Ampere brings with it several key changes in terms of the GPU architecture. Here we go over what you need to know.
The New SM
Click to enlarge.
One of the headline-grabbing features of the RTX 30-series has been the ludicrously high core counts. Considering the RTX 2080 Ti launched with 4352 CUDA Cores, and that was the most populous of the 20-series GeForce stack, it was pretty astonishing to see even the RTX 3070 exceed that, while the RTX 3080 has double the cores.
This is a result of Nvidia doubling the number of FP32 ALUs per SM. Where Turing had a dedicated data path for INT operations, with Ampere this is now split between INT and FP32. Tony Tamasi, VP of Technical Marketing at Nvidia, explained this change as part of a Q&A on reddit:
“One of the key design goals for the Ampere 30-series SM was to achieve twice the throughput for FP32 operations compared to the Turing SM. To accomplish this goal, the Ampere SM includes new datapath designs for FP32 and INT32 operations. One datapath in each partition consists of 16 FP32 CUDA Cores capable of executing 16 FP32 operations per clock. Another datapath consists of both 16 FP32 CUDA Cores and 16 INT32 Cores. As a result of this new design, each Ampere SM partition is capable of executing either 32 FP32 operations per clock, or 16 FP32 and 16 INT32 operations per clock. All four SM partitions combined can execute 128 FP32 operations per clock, which is double the FP32 rate of the Turing SM, or 64 FP32 and 64 INT32 operations per clock.
Doubling the processing speed for FP32 improves performance for a number of common graphics and compute operations and algorithms. Modern shader workloads typically have a mixture of FP32 arithmetic instructions such as FFMA, floating point additions (FADD), or floating point multiplications (FMUL), combined with simpler instructions such as integer adds for addressing and fetching data, floating point compare, or min/max for processing results, etc. Performance gains will vary at the shader and application level depending on the mix of instructions. Ray tracing denoising shaders are good examples that might benefit greatly from doubling FP32 throughput.
Doubling math throughput required doubling the data paths supporting it, which is why the Ampere SM also doubled the shared memory and L1 cache performance for the SM. (128 bytes/clock per Ampere SM versus 64 bytes/clock in Turing).

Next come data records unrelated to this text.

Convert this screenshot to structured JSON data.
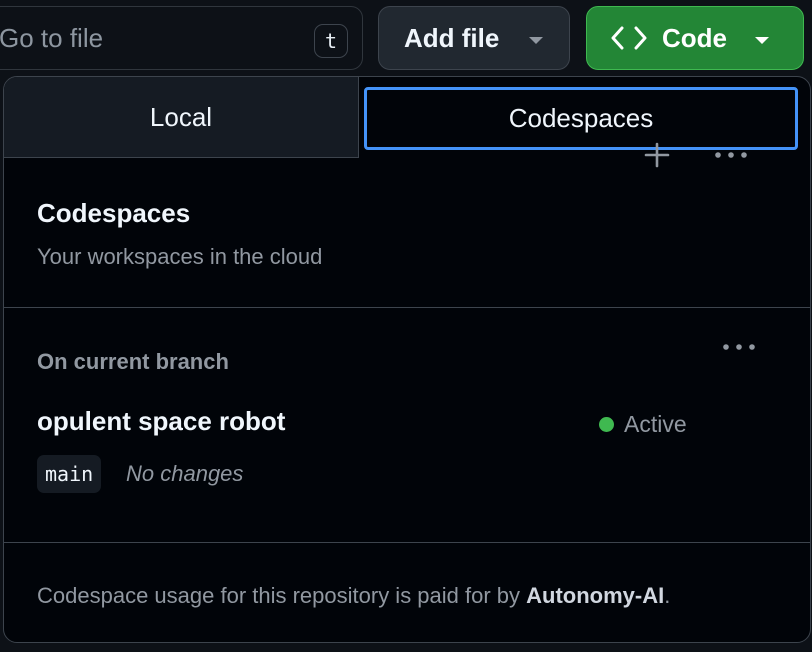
{
  "toolbar": {
    "goto_placeholder": "Go to file",
    "goto_shortcut": "t",
    "add_file_label": "Add file",
    "code_label": "Code"
  },
  "tabs": [
    {
      "label": "Local",
      "selected": false
    },
    {
      "label": "Codespaces",
      "selected": true
    }
  ],
  "codespaces": {
    "title": "Codespaces",
    "subtitle": "Your workspaces in the cloud",
    "section_label": "On current branch",
    "items": [
      {
        "name": "opulent space robot",
        "status": "Active",
        "branch": "main",
        "changes": "No changes"
      }
    ]
  },
  "footer": {
    "prefix": "Codespace usage for this repository is paid for by ",
    "org": "Autonomy-AI",
    "suffix": "."
  },
  "icons": {
    "plus": "plus-icon",
    "more": "kebab-horizontal-icon",
    "code": "code-brackets-icon",
    "caret": "triangle-down-icon"
  },
  "colors": {
    "accent": "#4493f8",
    "primary_button": "#238636",
    "active_status": "#3fb950"
  }
}
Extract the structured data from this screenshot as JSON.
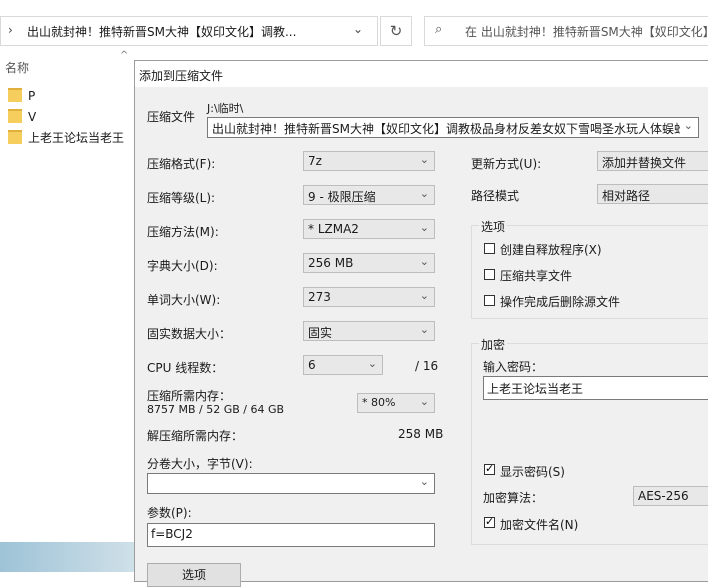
{
  "explorer": {
    "address_path": "出山就封神！推特新晋SM大神【奴印文化】调教...",
    "search_placeholder": "在 出山就封神！推特新晋SM大神【奴印文化】",
    "column_name": "名称",
    "folders": [
      "P",
      "V",
      "上老王论坛当老王"
    ]
  },
  "dialog": {
    "title": "添加到压缩文件",
    "archive": {
      "label": "压缩文件",
      "dir": "J:\\临时\\",
      "name": "出山就封神！推特新晋SM大神【奴印文化】调教极品身材反差女奴下雪喝圣水玩人体蜈蚣"
    },
    "format": {
      "label": "压缩格式(F):",
      "value": "7z"
    },
    "level": {
      "label": "压缩等级(L):",
      "value": "9 - 极限压缩"
    },
    "method": {
      "label": "压缩方法(M):",
      "value": "*  LZMA2"
    },
    "dict": {
      "label": "字典大小(D):",
      "value": "256 MB"
    },
    "word": {
      "label": "单词大小(W):",
      "value": "273"
    },
    "solid": {
      "label": "固实数据大小：",
      "value": "固实"
    },
    "threads": {
      "label": "CPU 线程数：",
      "value": "6",
      "max": "/ 16"
    },
    "mem_comp": {
      "label": "压缩所需内存：",
      "detail": "8757 MB / 52 GB / 64 GB",
      "percent": "* 80%"
    },
    "mem_decomp": {
      "label": "解压缩所需内存：",
      "value": "258 MB"
    },
    "volume": {
      "label": "分卷大小，字节(V):",
      "value": ""
    },
    "params": {
      "label": "参数(P):",
      "value": "f=BCJ2"
    },
    "partial_button": "选项",
    "update": {
      "label": "更新方式(U):",
      "value": "添加并替换文件"
    },
    "path_mode": {
      "label": "路径模式",
      "value": "相对路径"
    },
    "options": {
      "title": "选项",
      "sfx": "创建自释放程序(X)",
      "shared": "压缩共享文件",
      "delete_after": "操作完成后删除源文件"
    },
    "encryption": {
      "title": "加密",
      "password_label": "输入密码：",
      "password_value": "上老王论坛当老王",
      "show_password": "显示密码(S)",
      "method_label": "加密算法：",
      "method_value": "AES-256",
      "encrypt_names": "加密文件名(N)"
    }
  }
}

Total L1 bandwidth for GeForce RTX 3080 is 219 GB/sec versus 116 GB/sec for GeForce RTX 2080 Super.
Like prior NVIDIA GPUs, Ampere is composed of Graphics Processing Clusters (GPCs), Texture Processing Clusters (TPCs), Streaming Multiprocessors (SMs), Raster Operators (ROPS), and memory controllers.
The GPC is the dominant high-level hardware block with all of the key graphics processing units residing inside the GPC. Each GPC includes a dedicated Raster Engine, and now also includes two ROP partitions (each partition containing eight ROP units), which is a new feature for NVIDIA Ampere Architecture GA10x GPUs. More details on the NVIDIA Ampere architecture can be found in NVIDIA’s Ampere Architecture White Paper, which will be published in the coming days.”
GDDR6X Memory
Another step forward is the use of GDDR6X memory with the RTX 3080 and RTX 3090, though the RTX 3070 will remain on GDDR6. Developed in collaboration with Micron, GDDR6X uses new 4-level Pulse Amplitude Modulation (PAM4) signalling instead of the previous 2-level NRZ signalling that is used with GDDR6 (non-X). Where NRZ signalling can only send binary data, PAM4 – as the name suggests – can send one of our voltage levels, in steps of 250 mV, per clock cycle. Nvidia claims this allows GDDR6X to ‘transmit twice as much data as GDDR6' memory.

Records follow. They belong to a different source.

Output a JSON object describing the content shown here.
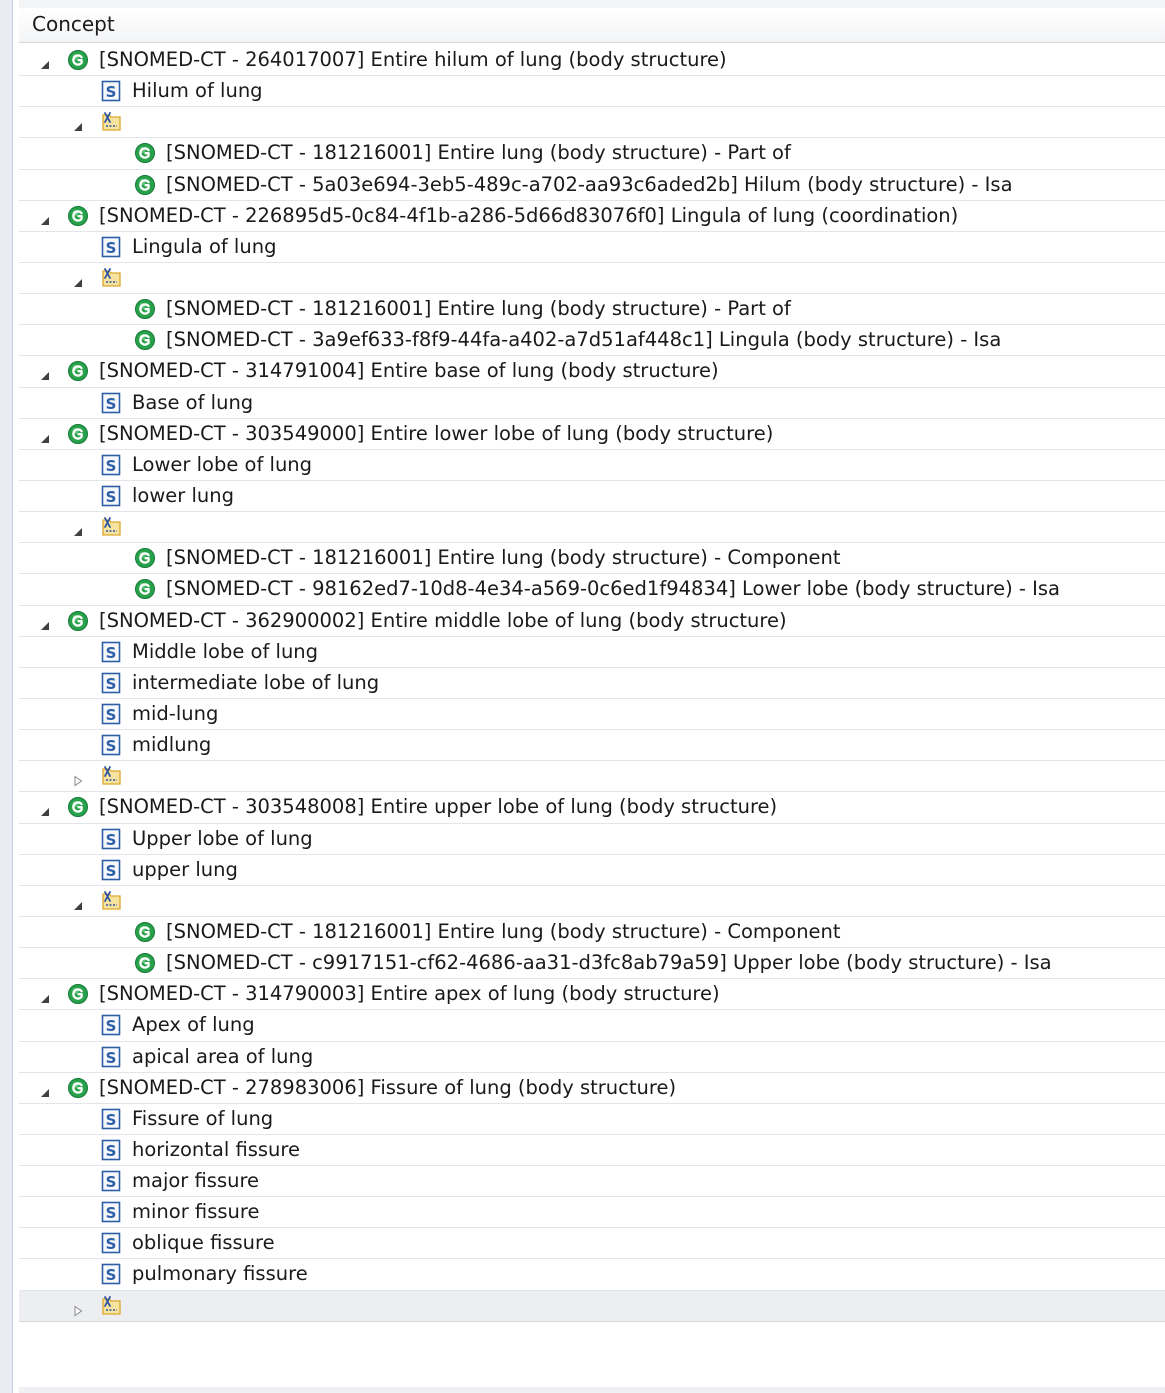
{
  "header": {
    "column_label": "Concept"
  },
  "tree": [
    {
      "depth": 0,
      "twisty": "expanded",
      "icon": "concept-icon",
      "label": "[SNOMED-CT - 264017007] Entire hilum of lung (body structure)"
    },
    {
      "depth": 1,
      "twisty": "none",
      "icon": "synonym-icon",
      "label": "Hilum of lung"
    },
    {
      "depth": 1,
      "twisty": "expanded",
      "icon": "relationship-group-icon",
      "label": ""
    },
    {
      "depth": 2,
      "twisty": "none",
      "icon": "concept-icon",
      "label": "[SNOMED-CT - 181216001] Entire lung (body structure) - Part of"
    },
    {
      "depth": 2,
      "twisty": "none",
      "icon": "concept-icon",
      "label": "[SNOMED-CT - 5a03e694-3eb5-489c-a702-aa93c6aded2b] Hilum (body structure) - Isa"
    },
    {
      "depth": 0,
      "twisty": "expanded",
      "icon": "concept-icon",
      "label": "[SNOMED-CT - 226895d5-0c84-4f1b-a286-5d66d83076f0] Lingula of lung (coordination)"
    },
    {
      "depth": 1,
      "twisty": "none",
      "icon": "synonym-icon",
      "label": "Lingula of lung"
    },
    {
      "depth": 1,
      "twisty": "expanded",
      "icon": "relationship-group-icon",
      "label": ""
    },
    {
      "depth": 2,
      "twisty": "none",
      "icon": "concept-icon",
      "label": "[SNOMED-CT - 181216001] Entire lung (body structure) - Part of"
    },
    {
      "depth": 2,
      "twisty": "none",
      "icon": "concept-icon",
      "label": "[SNOMED-CT - 3a9ef633-f8f9-44fa-a402-a7d51af448c1] Lingula (body structure) - Isa"
    },
    {
      "depth": 0,
      "twisty": "expanded",
      "icon": "concept-icon",
      "label": "[SNOMED-CT - 314791004] Entire base of lung (body structure)"
    },
    {
      "depth": 1,
      "twisty": "none",
      "icon": "synonym-icon",
      "label": "Base of lung"
    },
    {
      "depth": 0,
      "twisty": "expanded",
      "icon": "concept-icon",
      "label": "[SNOMED-CT - 303549000] Entire lower lobe of lung (body structure)"
    },
    {
      "depth": 1,
      "twisty": "none",
      "icon": "synonym-icon",
      "label": "Lower lobe of lung"
    },
    {
      "depth": 1,
      "twisty": "none",
      "icon": "synonym-icon",
      "label": "lower lung"
    },
    {
      "depth": 1,
      "twisty": "expanded",
      "icon": "relationship-group-icon",
      "label": ""
    },
    {
      "depth": 2,
      "twisty": "none",
      "icon": "concept-icon",
      "label": "[SNOMED-CT - 181216001] Entire lung (body structure) - Component"
    },
    {
      "depth": 2,
      "twisty": "none",
      "icon": "concept-icon",
      "label": "[SNOMED-CT - 98162ed7-10d8-4e34-a569-0c6ed1f94834] Lower lobe (body structure) - Isa"
    },
    {
      "depth": 0,
      "twisty": "expanded",
      "icon": "concept-icon",
      "label": "[SNOMED-CT - 362900002] Entire middle lobe of lung (body structure)"
    },
    {
      "depth": 1,
      "twisty": "none",
      "icon": "synonym-icon",
      "label": "Middle lobe of lung"
    },
    {
      "depth": 1,
      "twisty": "none",
      "icon": "synonym-icon",
      "label": "intermediate lobe of lung"
    },
    {
      "depth": 1,
      "twisty": "none",
      "icon": "synonym-icon",
      "label": "mid-lung"
    },
    {
      "depth": 1,
      "twisty": "none",
      "icon": "synonym-icon",
      "label": "midlung"
    },
    {
      "depth": 1,
      "twisty": "collapsed",
      "icon": "relationship-group-icon",
      "label": ""
    },
    {
      "depth": 0,
      "twisty": "expanded",
      "icon": "concept-icon",
      "label": "[SNOMED-CT - 303548008] Entire upper lobe of lung (body structure)"
    },
    {
      "depth": 1,
      "twisty": "none",
      "icon": "synonym-icon",
      "label": "Upper lobe of lung"
    },
    {
      "depth": 1,
      "twisty": "none",
      "icon": "synonym-icon",
      "label": "upper lung"
    },
    {
      "depth": 1,
      "twisty": "expanded",
      "icon": "relationship-group-icon",
      "label": ""
    },
    {
      "depth": 2,
      "twisty": "none",
      "icon": "concept-icon",
      "label": "[SNOMED-CT - 181216001] Entire lung (body structure) - Component"
    },
    {
      "depth": 2,
      "twisty": "none",
      "icon": "concept-icon",
      "label": "[SNOMED-CT - c9917151-cf62-4686-aa31-d3fc8ab79a59] Upper lobe (body structure) - Isa"
    },
    {
      "depth": 0,
      "twisty": "expanded",
      "icon": "concept-icon",
      "label": "[SNOMED-CT - 314790003] Entire apex of lung (body structure)"
    },
    {
      "depth": 1,
      "twisty": "none",
      "icon": "synonym-icon",
      "label": "Apex of lung"
    },
    {
      "depth": 1,
      "twisty": "none",
      "icon": "synonym-icon",
      "label": "apical area of lung"
    },
    {
      "depth": 0,
      "twisty": "expanded",
      "icon": "concept-icon",
      "label": "[SNOMED-CT - 278983006] Fissure of lung (body structure)"
    },
    {
      "depth": 1,
      "twisty": "none",
      "icon": "synonym-icon",
      "label": "Fissure of lung"
    },
    {
      "depth": 1,
      "twisty": "none",
      "icon": "synonym-icon",
      "label": "horizontal fissure"
    },
    {
      "depth": 1,
      "twisty": "none",
      "icon": "synonym-icon",
      "label": "major fissure"
    },
    {
      "depth": 1,
      "twisty": "none",
      "icon": "synonym-icon",
      "label": "minor fissure"
    },
    {
      "depth": 1,
      "twisty": "none",
      "icon": "synonym-icon",
      "label": "oblique fissure"
    },
    {
      "depth": 1,
      "twisty": "none",
      "icon": "synonym-icon",
      "label": "pulmonary fissure"
    },
    {
      "depth": 1,
      "twisty": "collapsed",
      "icon": "relationship-group-icon",
      "label": "",
      "selected": true
    }
  ],
  "colors": {
    "concept_icon": "#27a24a",
    "synonym_icon": "#2d5fa6",
    "relationship_icon": "#d9a72a",
    "twisty": "#404040"
  }
}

RTX 3080 sports 10GB of GDDR6X, clocked at 19Gbps. Coupled with the 320-bit memory interface, memory bandwidth is up to 760 GB/s, while the RTX 3090 is capable of hitting bandwidth speeds of 936 GB/s.

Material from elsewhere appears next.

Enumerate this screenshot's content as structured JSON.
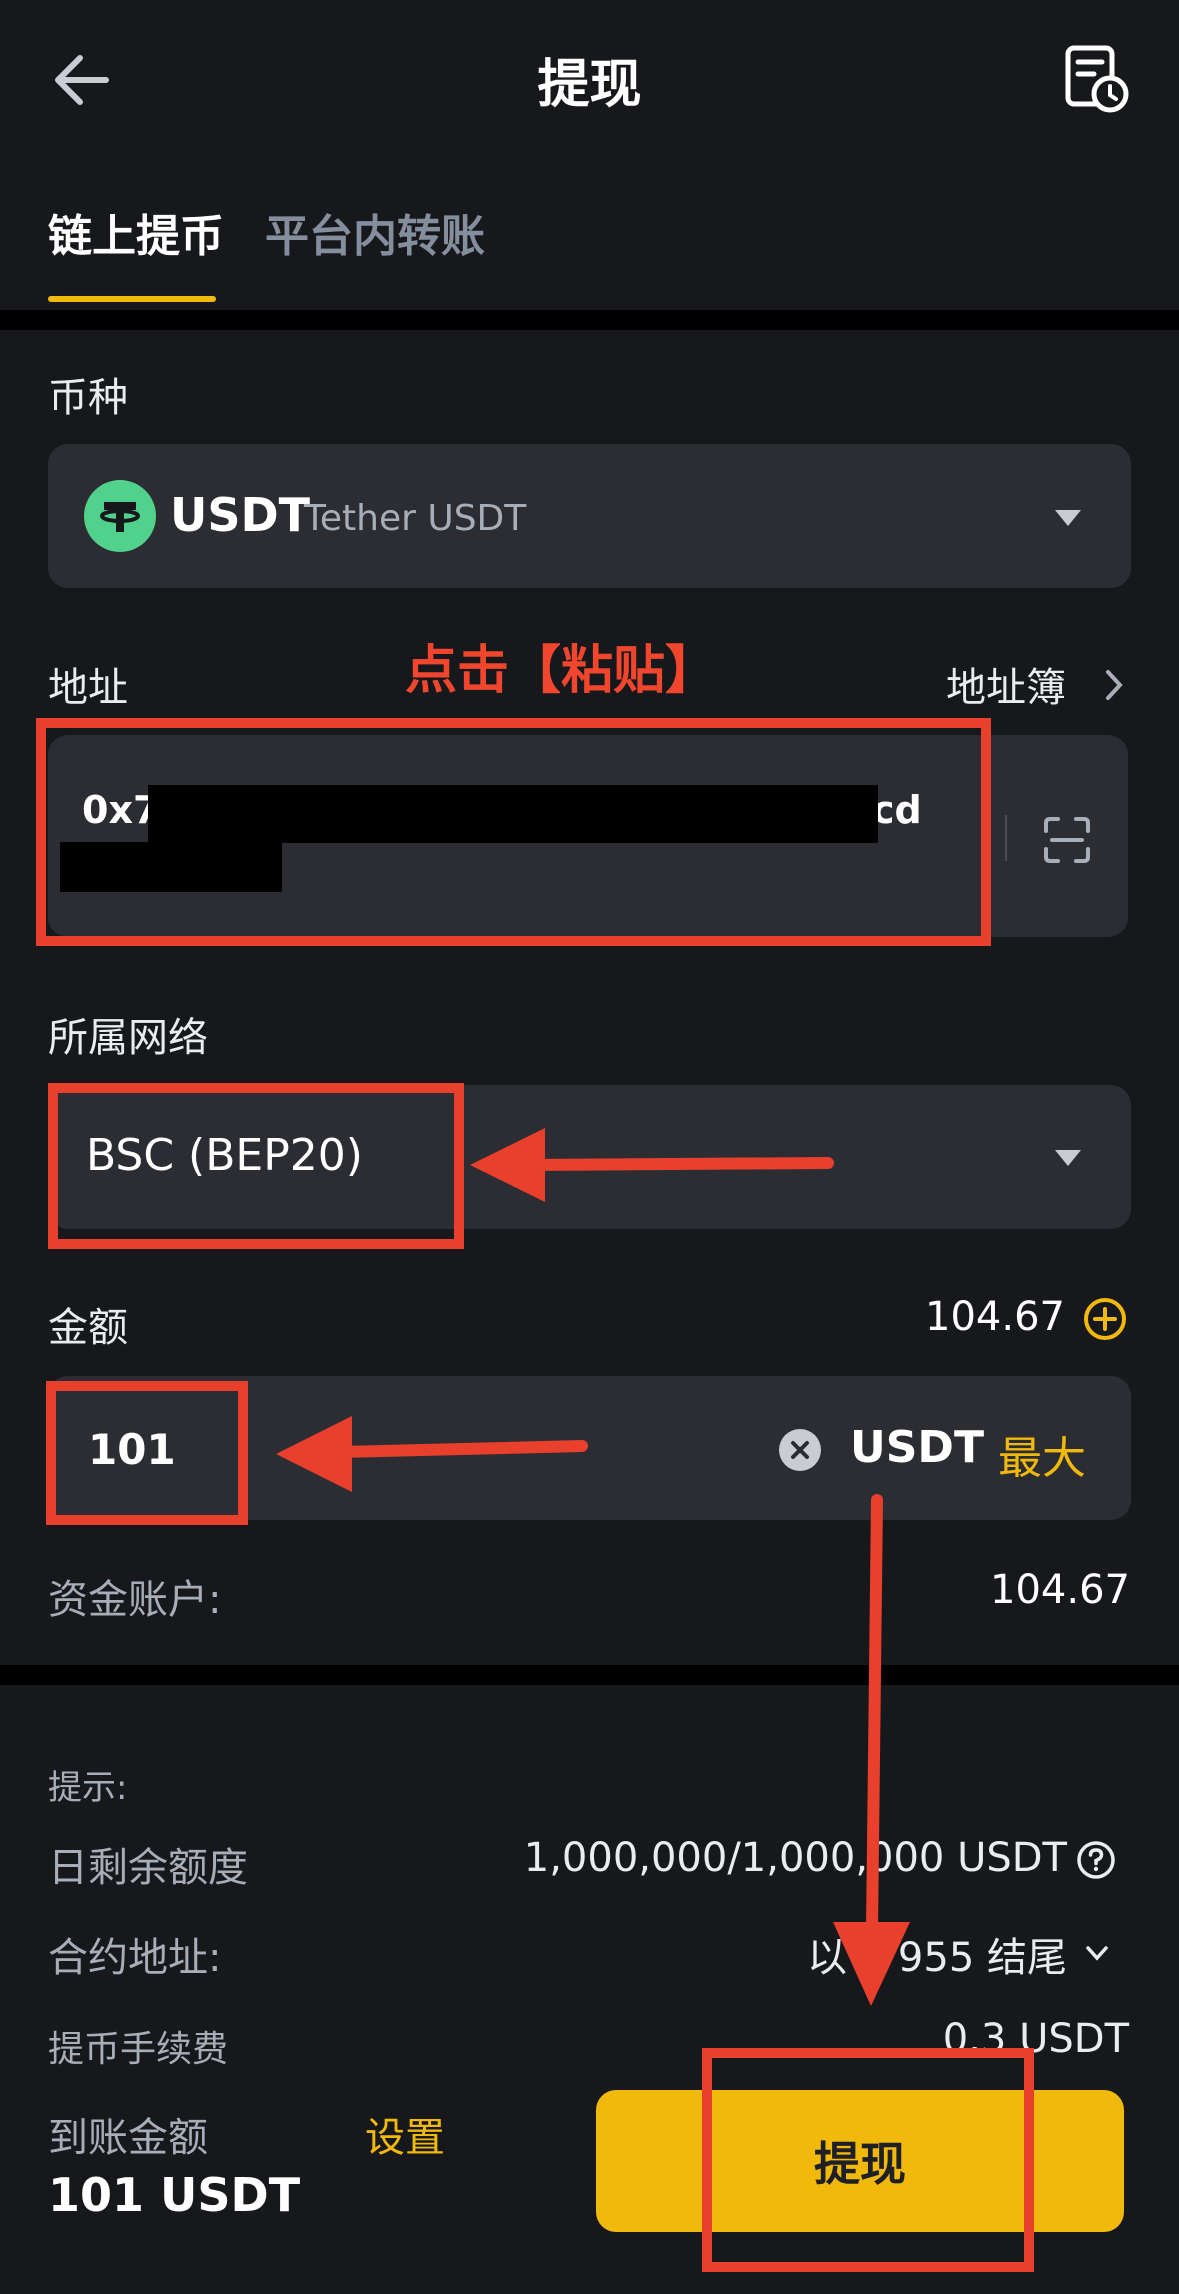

Additionally, Nvidia has changed how the memory responds to overclocking – as we will see later in the review. Based on my experience overclocking the RTX 3080, I got in touch with Nvidia about this as they responded with the following:
“One of the design features we added to enhance memory reliability is transaction error detection and replay. That is, when the encoding shows that there has been a data transmission error, the transmission in error is re-tried or “replayed” until a correct memory transaction is successful. As you push overclocks and cause more errors, the re-tried transactions reduce useful memory bandwidth and thus reduces performance.
This feature actually increases memory frequency capability and pushes out the artifacts, crashes, and other negative impacts of overclocking to higher frequencies. Crashes can still happen if frequencies are pushed too hard. So, if performance starts dropping, you've actually passed the limit at which the system would have crashed. Rather than rebooting as feedback, plateauing performance indicates you’ve hit the limits of OC.”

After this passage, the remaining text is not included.